Tuesday, July 31, 2007

'Zodiac' is an engrossing, intelligent thriller

“Director David Fincher made one of the darkest, most gruesome serial killer movies with “Seven.” With “Zodiac” he returns to the genre that put him on the map, but the second time around his approach is a bit different.

Fincher is one of the most stylish filmmakers working today. In “The Game” and “Fight Club” he concocted black humored mind-twisting thrillers where very little was what it seemed. For “Panic Room” he brought visual flair to a straight forward cat-and-mouse game. Some critics complained his style was showy simply for the sake of showing off.

For those expecting the flash of Fincher’s previous films, the feel of “Zodiac” may be disappointing, but Fincher makes the right choices. The film adopts the tone of gritty seventies films like “All the President’s Men” and “Serpico” and plays as well as the best films from the era. Fincher has created a film that is engrossing for the entirety of its nearly three-hour running time.

“Zodiac” tells the true story of the investigation of the unsolved case of the Zodiac killer who terrorized San Francisco in the 1960s and 1970s. The killer toyed with the press and police by sending encoded messages to newspapers asking them to be published or he’d kill again.

The film opens with the Zodiac’s first murder. Set to Donovan’s “Hurdy Gurdy Man” the kill is shocking in its abruptness. Fincher only showcases a few encounters with the Zodiac killer. There is no gore or blood in the film. Unlike the “Saw” and “Hostel” franchises,” Fincher doesn’t rely on shock to scare, but builds a sense of menace and danger. This holds most true for a murder that occurs in broad daylight at a lake. Most thrillers play off our fears of danger lurking in the dark, but by flipping that convention, Fincher crafts a sequence that dries the mouth and gets the stomach butterflies fluttering.

In the wake of “Silence of the Lambs” most serial killer films have focused on getting into the head of the killer and psychoanalyzing their motives. The fictional killers of film have elaborate methods to their murders, but more often than not it all stems from being unloved as a child.

What makes “Zodiac” stand out in the crowd of generic serial killer movies is that it’s less about the killer and more about the obsession that grips his pursuers, which include San Francisco Chronicle reporter Paul Avery (Robert Downey Jr.), San Francisco Chronicle political cartoonist Robert Graysmith (Jake Gyllenhaal) and inspector David Toschi (Mark Ruffalo).

The film’s pacing while at times slow keeps things moving with a growing sense of anxiety as the film’s lead characters, especially Gyllenhaal become fixated on discovering the identity of the Zodiac killer.
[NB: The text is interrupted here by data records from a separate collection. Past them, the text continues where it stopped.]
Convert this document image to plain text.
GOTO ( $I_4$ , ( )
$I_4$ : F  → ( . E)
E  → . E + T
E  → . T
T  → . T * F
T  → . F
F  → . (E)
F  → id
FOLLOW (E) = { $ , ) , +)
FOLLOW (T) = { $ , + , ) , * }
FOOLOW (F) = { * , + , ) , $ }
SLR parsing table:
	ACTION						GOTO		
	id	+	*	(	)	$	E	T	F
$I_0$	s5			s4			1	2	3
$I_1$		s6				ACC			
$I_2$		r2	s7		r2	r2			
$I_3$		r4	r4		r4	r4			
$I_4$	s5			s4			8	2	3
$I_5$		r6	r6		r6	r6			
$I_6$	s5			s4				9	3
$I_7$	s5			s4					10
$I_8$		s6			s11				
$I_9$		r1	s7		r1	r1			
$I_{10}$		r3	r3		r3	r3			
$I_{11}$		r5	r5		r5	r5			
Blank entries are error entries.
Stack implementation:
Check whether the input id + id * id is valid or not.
The cast from the leads to the film’s smaller characters is astonishingly good especially Downey’s Avery, a scene stealer that tosses out cynical, caustic one-liners. He reluctantly takes Gyllenhaal’s Goldsmith under his wing before succumbing to drugs and alcohol.

We all know about Downey’s sordid drug laced past and that knowledge gives an extra weight to the performance. Following “A Scanner Darkly,” this is Downey’s second recent film playing a drug addict. Downey is clearly working through his demons. Where “Darkly” was a tongue-in-cheek comic turn, in “Zodiac” he taps into his own life to add to depth to the usual drugged out cliché.

The film really has two halves. The first focuses on the Downey and Gyllenhaal alliance to discover the Zodiac’s identity. The second half has Gyllenhaal form a new semi-partnership with Toschi. Ruffalo, a talented actor who has been stuck in fluff such as “13 Going on 30” and “Just Like Heaven” is excellent as the weary cop who inspired Steve McQueen’s “Bullitt.” The worn out cop is a tired archetype, but Ruffalo rises above it, but playing it with sincerity and understatement.

Brian Cox (“The Bourne Supremacy”) as a celebrity psychiatrist, Anthony Edwards (“E.R.”) as Toschi’s partner and John Carroll Lynch (“The Drew Carey Show”) as one of lead suspects all provide solid support. But Gyllenhaal is the film’s lead and it is up to him to carry the film.

Gyllenhaal portrayal of Goldsmith as he slowly and completely gives his life over to his pursuit of the Zodiac killer is nuanced and effective. His fixation grows from mere curiosity into a need to know the truth. Everything including his wife (the underused Chloë Sevigny) and kids falls to the wayside.

In a way obsession is the film’s ultimate villain and the film’s driving force. Many have fallen to the obsession of the Zodiac, reportedly, even Fincher whose own digging for information yielded new clues. Fincher captures how unhealthy fascination can consume someone and that’s what makes “Zodiac” more than just another serial killer movie.